Additional Factors to Consider
Several respondents recommended incorporating safety-related considerations into the framework. Since road construction is a high-risk industry, experts suggested including safety site precautions and contingency plans for pandemics or unforeseen disruptions. One expert commented, “Safety site precautions as construction is one of the high-risk industries”. At the same time, another recommended: “Safety provisions and contingencies in case of another pandemic or any other causes”. These suggestions highlight the importance of integrating risk management measures into the framework.
- 4.
Final Comments and Recommendations
Some experts emphasized the need for stronger safety measures to protect workers and the general public. One respondent stated, “More focus on safety both for the general public, the contractor’s personnel, and end users”. These comments reinforce the need to expand the framework’s scope beyond time-related delays to include broader project risks.

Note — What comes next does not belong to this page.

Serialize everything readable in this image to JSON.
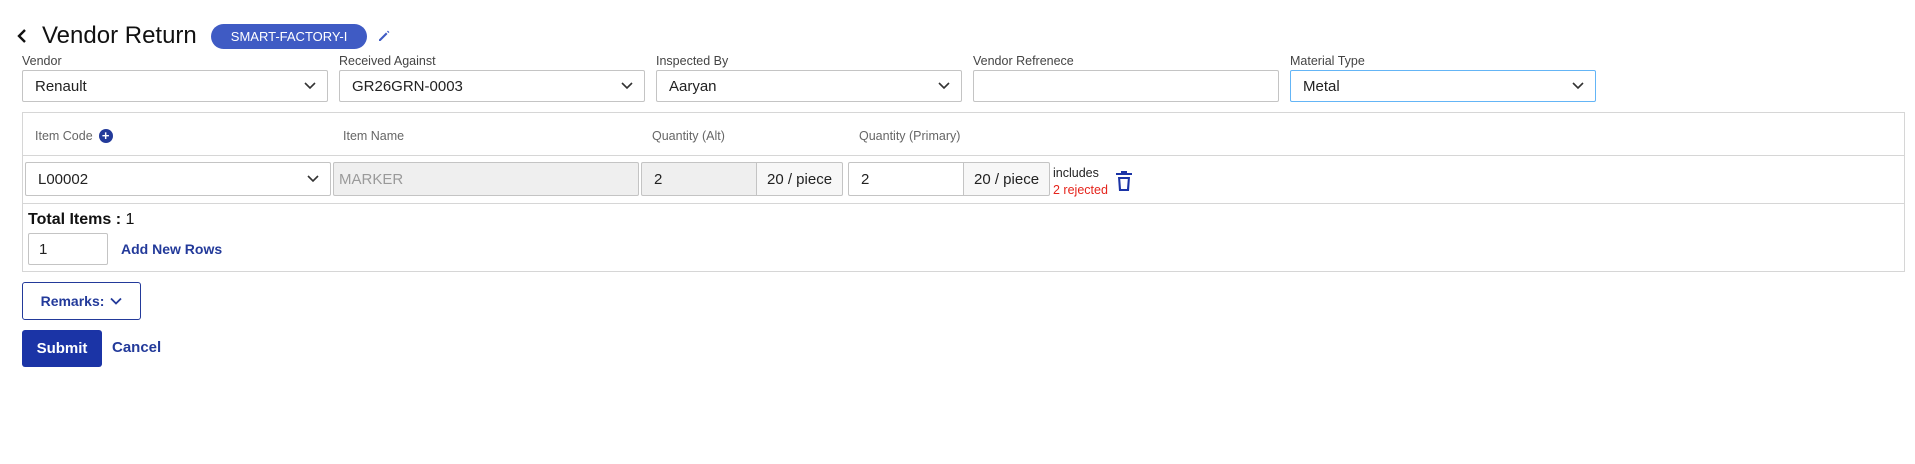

To further contextualize the findings, a representative road project implemented by DPWH was briefly examined. The project experienced a six-month delay primarily due to issues identified in this study: right-of-way acquisition, limited contractor capacity, and delays in fund disbursement. By mapping these real-world issues against the top-ranked delay factors derived from AHP analysis, we found strong alignment. Moreover, the proposed mitigation strategies, such as early community engagement for right-of-way clearance, prequalification enhancement for contractors, and phased fund releases, were partly adopted in the latter phase of the project, which helped improve schedule adherence. This case highlights the practical relevance and effectiveness of the developed AHP-based framework when applied to actual road construction settings in the Philippines.